Il est des questions d’histoire qui secouent une société et changent la vision qu’elle a d’elle-même. Le massacre des manifestants algériens par les forces de la police parisienne, le 17 octobre 1961, oublié puis remis au jour dans les années 1990 par Jean-Luc Einaudi, a changé la vision de la France sur « sa » guerre d’Algérie. L’émergence de ce sujet est contemporain des changements de l’historiographie de la seconde guerre mondiale et de la guerre d’Algérie. Le lien entre ces deux conflits n’était pas anodin ; la figure de Maurice Papon en a montré toute la complexité. C’est à retracer cette bataille pour l’histoire que s’attache Fabrice Riceputi, dans son ouvrage paru à l’automne dernier. Bataille, et même batailles, le terme s’impose, tant ce sujet, longtemps absent des mémoires, a suscité de débats, de polémiques et même de procédures judiciaires. Si l’auteur retrace le travail d’historien militant, non professionnel, de Jean-Luc Einaudi, il accorde également une large part au procès de Maurice Papon et à ses conséquences. Ancien secrétaire général de la préfecture de la Gironde durant la seconde guerre mondiale, il a été le premier Français condamné pour crimes contre l’humanité en 1997. Jean-Luc Einaudi avait témoigné au procès, rappelant le rôle joué plus tard par Papon, devenu préfet de police, dans la direction et la dissimulation des meurtres d’octobre 1961. Papon contre-attaqua en citant Jean-Luc Einaudi en diffamation, mais fut débouté par la justice en 1999.

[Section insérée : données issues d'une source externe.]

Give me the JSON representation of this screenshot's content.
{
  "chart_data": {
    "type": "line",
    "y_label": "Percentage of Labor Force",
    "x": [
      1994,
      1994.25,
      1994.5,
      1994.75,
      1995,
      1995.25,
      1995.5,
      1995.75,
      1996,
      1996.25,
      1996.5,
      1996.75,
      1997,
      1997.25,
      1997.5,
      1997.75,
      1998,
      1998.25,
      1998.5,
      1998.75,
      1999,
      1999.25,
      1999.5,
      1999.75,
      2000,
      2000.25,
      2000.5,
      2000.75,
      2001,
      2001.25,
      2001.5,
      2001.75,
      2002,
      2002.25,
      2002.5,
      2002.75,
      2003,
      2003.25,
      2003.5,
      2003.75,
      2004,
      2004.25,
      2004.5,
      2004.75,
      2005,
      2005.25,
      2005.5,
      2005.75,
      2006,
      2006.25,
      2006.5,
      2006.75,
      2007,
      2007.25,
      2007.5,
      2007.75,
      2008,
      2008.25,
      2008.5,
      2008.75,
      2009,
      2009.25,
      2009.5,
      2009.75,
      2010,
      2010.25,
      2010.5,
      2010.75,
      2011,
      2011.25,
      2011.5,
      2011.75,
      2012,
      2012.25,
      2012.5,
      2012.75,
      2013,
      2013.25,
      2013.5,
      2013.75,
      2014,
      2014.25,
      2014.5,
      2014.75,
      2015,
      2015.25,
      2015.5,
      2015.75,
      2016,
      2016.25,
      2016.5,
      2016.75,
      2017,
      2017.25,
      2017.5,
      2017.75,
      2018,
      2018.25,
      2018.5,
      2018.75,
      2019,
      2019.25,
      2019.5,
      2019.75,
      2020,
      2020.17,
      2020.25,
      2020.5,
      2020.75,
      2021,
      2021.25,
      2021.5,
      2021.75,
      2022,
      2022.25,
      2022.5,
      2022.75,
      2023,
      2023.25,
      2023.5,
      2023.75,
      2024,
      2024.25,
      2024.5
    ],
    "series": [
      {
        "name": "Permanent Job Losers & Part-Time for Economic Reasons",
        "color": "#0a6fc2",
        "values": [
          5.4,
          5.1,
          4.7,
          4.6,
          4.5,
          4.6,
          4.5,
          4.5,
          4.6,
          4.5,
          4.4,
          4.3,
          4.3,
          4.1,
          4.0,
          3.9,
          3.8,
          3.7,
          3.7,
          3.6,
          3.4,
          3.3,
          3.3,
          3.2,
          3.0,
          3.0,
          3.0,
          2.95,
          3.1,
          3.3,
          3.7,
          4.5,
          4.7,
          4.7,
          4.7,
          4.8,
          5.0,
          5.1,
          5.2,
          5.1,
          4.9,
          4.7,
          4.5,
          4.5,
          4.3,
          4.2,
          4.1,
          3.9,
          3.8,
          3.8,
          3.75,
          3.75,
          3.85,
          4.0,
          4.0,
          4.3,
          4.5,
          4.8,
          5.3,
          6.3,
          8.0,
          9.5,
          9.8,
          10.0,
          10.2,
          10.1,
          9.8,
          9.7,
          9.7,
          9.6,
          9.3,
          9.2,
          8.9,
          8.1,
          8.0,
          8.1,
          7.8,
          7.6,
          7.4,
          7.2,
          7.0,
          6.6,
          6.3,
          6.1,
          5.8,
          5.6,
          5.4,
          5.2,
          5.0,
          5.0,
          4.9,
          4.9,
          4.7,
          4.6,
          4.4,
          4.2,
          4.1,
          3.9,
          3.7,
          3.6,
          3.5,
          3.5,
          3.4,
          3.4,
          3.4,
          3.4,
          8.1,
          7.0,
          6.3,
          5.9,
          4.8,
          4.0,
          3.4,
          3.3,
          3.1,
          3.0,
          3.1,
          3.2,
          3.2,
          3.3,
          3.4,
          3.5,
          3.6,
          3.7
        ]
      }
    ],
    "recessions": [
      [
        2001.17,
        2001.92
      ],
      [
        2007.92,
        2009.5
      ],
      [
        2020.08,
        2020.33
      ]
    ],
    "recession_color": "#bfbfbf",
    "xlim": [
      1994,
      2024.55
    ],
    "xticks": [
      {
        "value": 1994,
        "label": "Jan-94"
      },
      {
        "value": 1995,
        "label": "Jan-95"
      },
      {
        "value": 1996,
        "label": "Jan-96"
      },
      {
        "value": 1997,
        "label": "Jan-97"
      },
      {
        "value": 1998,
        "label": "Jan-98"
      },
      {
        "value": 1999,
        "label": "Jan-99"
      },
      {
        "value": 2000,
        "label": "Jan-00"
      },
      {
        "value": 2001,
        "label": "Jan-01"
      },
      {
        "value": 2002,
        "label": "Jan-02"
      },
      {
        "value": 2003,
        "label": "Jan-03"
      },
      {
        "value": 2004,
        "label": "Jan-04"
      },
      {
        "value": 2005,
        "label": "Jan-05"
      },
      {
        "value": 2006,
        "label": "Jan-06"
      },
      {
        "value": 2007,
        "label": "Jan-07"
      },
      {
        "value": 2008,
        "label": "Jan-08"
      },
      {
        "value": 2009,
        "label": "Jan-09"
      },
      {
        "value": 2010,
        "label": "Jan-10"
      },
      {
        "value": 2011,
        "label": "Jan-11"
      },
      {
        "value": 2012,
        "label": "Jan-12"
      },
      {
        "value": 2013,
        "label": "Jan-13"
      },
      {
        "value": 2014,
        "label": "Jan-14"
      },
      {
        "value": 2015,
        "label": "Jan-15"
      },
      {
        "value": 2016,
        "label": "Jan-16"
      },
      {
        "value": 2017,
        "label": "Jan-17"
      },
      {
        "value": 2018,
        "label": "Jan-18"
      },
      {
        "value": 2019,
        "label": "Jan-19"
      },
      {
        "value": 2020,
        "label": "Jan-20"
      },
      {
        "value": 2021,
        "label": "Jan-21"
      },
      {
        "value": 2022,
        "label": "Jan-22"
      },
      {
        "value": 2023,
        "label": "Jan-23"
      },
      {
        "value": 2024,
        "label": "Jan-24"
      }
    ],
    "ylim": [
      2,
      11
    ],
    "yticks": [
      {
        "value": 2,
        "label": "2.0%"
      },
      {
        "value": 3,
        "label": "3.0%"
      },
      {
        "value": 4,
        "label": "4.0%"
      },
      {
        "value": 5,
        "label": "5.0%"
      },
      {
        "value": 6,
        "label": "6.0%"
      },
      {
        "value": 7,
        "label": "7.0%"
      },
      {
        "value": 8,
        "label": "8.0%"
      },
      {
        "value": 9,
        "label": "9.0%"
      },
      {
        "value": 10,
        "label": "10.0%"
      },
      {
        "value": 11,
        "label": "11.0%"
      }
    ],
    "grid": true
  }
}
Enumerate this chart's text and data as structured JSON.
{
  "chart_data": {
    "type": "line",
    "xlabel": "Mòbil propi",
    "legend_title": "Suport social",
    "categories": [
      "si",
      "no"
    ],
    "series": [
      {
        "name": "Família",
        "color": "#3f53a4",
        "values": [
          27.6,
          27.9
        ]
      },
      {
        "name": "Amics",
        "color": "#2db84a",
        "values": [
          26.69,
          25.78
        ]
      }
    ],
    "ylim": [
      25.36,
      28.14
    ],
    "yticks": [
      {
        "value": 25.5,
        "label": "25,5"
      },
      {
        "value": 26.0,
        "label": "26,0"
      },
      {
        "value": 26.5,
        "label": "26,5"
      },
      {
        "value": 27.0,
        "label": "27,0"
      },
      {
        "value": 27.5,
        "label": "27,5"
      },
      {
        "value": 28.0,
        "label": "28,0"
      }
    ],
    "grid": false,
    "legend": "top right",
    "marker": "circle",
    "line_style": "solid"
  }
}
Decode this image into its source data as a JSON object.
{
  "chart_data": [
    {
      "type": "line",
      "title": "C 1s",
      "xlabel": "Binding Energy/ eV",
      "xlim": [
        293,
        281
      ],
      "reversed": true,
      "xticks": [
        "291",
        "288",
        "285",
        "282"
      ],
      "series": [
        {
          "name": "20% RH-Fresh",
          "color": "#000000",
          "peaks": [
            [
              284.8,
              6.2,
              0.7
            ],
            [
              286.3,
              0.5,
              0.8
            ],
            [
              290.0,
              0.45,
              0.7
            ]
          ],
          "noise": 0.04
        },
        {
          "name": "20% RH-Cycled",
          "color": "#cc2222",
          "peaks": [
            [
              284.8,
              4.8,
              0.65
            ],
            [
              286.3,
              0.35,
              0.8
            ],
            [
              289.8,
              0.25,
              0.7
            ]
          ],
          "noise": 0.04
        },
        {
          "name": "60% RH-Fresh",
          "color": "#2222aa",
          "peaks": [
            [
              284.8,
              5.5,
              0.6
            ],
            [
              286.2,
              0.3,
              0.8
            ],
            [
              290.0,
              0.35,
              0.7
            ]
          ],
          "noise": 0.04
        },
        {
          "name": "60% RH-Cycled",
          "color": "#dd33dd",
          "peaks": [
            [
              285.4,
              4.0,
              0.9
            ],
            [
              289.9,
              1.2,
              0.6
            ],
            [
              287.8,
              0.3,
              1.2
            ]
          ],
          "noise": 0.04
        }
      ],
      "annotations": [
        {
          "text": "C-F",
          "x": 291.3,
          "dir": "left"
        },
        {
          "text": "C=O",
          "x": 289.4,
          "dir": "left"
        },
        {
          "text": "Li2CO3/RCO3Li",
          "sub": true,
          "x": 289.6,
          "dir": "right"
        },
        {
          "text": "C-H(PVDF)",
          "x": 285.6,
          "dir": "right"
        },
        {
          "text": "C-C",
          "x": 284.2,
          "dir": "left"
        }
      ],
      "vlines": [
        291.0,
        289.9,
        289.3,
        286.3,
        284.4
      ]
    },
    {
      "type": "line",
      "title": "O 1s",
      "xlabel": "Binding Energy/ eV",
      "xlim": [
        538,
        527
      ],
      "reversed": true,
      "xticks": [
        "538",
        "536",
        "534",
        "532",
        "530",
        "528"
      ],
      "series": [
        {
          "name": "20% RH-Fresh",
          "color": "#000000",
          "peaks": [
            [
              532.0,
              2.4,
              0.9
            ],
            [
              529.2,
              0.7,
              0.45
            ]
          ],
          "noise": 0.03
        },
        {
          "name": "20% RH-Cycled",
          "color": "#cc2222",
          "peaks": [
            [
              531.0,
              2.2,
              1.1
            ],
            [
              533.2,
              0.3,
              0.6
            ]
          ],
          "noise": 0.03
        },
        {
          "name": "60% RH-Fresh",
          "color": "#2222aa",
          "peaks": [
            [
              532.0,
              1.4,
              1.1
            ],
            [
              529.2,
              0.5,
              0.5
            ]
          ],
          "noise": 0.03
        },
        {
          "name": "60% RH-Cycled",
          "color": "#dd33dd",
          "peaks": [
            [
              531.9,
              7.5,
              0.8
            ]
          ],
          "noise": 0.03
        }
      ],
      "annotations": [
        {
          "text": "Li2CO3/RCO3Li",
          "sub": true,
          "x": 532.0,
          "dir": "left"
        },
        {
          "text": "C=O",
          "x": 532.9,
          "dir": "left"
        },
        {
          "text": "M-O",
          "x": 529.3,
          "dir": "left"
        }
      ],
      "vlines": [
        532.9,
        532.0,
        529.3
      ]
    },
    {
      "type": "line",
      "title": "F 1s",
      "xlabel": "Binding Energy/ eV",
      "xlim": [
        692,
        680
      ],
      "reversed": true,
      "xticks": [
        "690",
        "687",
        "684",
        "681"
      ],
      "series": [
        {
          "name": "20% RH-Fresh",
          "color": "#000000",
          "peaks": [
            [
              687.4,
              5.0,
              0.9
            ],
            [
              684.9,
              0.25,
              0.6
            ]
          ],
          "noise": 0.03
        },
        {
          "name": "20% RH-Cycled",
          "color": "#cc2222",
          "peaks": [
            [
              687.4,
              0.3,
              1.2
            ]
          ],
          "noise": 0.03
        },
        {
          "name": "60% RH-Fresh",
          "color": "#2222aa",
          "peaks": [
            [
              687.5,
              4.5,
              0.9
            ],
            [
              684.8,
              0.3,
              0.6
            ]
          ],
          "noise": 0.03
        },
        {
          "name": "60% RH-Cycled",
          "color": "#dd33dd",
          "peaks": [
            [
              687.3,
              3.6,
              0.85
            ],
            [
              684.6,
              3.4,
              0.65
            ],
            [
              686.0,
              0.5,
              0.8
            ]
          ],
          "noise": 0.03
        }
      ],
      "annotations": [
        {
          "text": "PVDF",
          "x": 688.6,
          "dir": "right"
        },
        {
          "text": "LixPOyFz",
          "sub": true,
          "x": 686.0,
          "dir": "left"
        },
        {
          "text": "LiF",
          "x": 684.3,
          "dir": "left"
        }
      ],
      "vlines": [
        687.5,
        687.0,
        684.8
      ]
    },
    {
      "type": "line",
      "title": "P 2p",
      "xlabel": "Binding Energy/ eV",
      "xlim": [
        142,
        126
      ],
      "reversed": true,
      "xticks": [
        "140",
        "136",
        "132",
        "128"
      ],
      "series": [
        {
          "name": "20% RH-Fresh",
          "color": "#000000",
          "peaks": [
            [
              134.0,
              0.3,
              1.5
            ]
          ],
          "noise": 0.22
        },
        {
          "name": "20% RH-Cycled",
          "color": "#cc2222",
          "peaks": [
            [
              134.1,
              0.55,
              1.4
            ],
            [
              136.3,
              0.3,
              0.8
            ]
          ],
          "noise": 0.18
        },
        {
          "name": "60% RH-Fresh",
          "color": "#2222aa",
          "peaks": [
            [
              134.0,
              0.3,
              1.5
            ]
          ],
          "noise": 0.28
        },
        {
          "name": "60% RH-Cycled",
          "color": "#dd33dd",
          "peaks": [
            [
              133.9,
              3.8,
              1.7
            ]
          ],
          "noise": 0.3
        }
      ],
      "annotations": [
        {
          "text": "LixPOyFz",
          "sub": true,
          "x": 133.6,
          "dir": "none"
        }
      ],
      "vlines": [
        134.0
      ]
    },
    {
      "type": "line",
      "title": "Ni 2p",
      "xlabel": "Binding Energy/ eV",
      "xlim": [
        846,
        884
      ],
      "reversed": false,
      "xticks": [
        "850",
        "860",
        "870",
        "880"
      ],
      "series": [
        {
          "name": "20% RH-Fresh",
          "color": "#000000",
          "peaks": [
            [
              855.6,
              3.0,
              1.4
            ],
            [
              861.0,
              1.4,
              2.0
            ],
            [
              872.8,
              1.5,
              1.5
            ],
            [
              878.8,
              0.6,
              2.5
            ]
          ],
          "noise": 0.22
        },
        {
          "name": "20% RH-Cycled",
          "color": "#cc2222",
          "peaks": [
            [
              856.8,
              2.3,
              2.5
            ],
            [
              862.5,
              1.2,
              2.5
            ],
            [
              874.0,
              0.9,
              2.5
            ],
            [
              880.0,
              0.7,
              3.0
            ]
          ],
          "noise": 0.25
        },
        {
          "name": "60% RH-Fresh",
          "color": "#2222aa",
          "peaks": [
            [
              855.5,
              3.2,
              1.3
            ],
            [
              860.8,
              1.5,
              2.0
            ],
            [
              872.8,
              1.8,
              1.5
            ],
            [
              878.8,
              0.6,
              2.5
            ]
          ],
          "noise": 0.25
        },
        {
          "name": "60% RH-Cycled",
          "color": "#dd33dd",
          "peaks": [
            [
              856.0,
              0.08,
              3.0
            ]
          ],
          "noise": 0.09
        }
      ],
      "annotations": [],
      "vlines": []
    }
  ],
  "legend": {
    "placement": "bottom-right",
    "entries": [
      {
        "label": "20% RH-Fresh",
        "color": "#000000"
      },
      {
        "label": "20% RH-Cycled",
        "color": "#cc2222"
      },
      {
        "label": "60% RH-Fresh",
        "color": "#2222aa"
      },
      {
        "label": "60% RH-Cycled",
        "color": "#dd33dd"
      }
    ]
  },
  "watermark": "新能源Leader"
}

Ce second procès, affaire dans l’affaire, eut un retentissement particulier dans notre profession. Deux archivistes parisiens, Brigitte Lainé et Philippe Grand, apportèrent en effet leur témoignage en faveur de Jean-Luc Einaudi, s’appuyant sur les documents conservés aux archives de Paris où ils exerçaient. Ces interventions furent cruciales pour attester du sérieux des accusations portées par Einaudi à l’encontre de l’ancien patron de la police. Les deux témoins firent ensuite l’objet d’une mise à l’écart, en raison de l’usage qu’ils avaient fait de fonds à la communicabilité discutée. Ces mesures suscitèrent en effet une très vive polémique. Les archivistes s’opposèrent frontalement sur cette question : l’AAF prit officiellement position contre ces deux professionnels, tandis que de nombreux archivistes français et étrangers leur apportaient leur soutien, aux côtés d’historiens, de la Ligue des droits de l’Homme et, bien sûr, de Jean-Luc Einaudi. Si la justice administrative reconnut plus tard le caractère de sanction déguisée et injustifiée de ces mesures, elles ne furent jamais rapportées.
Fabrice Riceputi, dans un chapitre très documenté, retrace cette « affaire dans l’affaire », n’épargnant pas ses acteurs institutionnels – État et ville de Paris –, ni la profession. Si l’on peut regretter que la parole ne soit donnée qu’à un seul camp, celui des soutiens aux deux archivistes, cette étude pionnière appelle à la réflexion sur un épisode difficile de l’histoire des archives en France et sur celle de notre association. Réflexion historique, d’abord : quelles furent les positions et les attitudes des archivistes, collectivement et individuellement, dans le processus de mise au jour des crimes commis au nom de l’État durant les grands conflits du XXe siècle ? Réflexion éthique ensuite : le rôle de l’archiviste est-il d’appliquer strictement la loi et le devoir de réserve, pour protéger l’intérêt supposé de l’État, ou bien doit-il mettre sa connaissance des fonds au service de la justice de son pays et de la vérité historique ? Réflexion morale, enfin : face à un tel enjeu de société, quel peut être le rôle d’une association qui se veut la voix de la profession ?
Certains étudiants en archivistiques de l’an 1999 se souviennent d’avoir planché ou pétitionné sur ces questions. Puisse la lecture de La bataille d’Einaudi nous aider à mieux y répondre.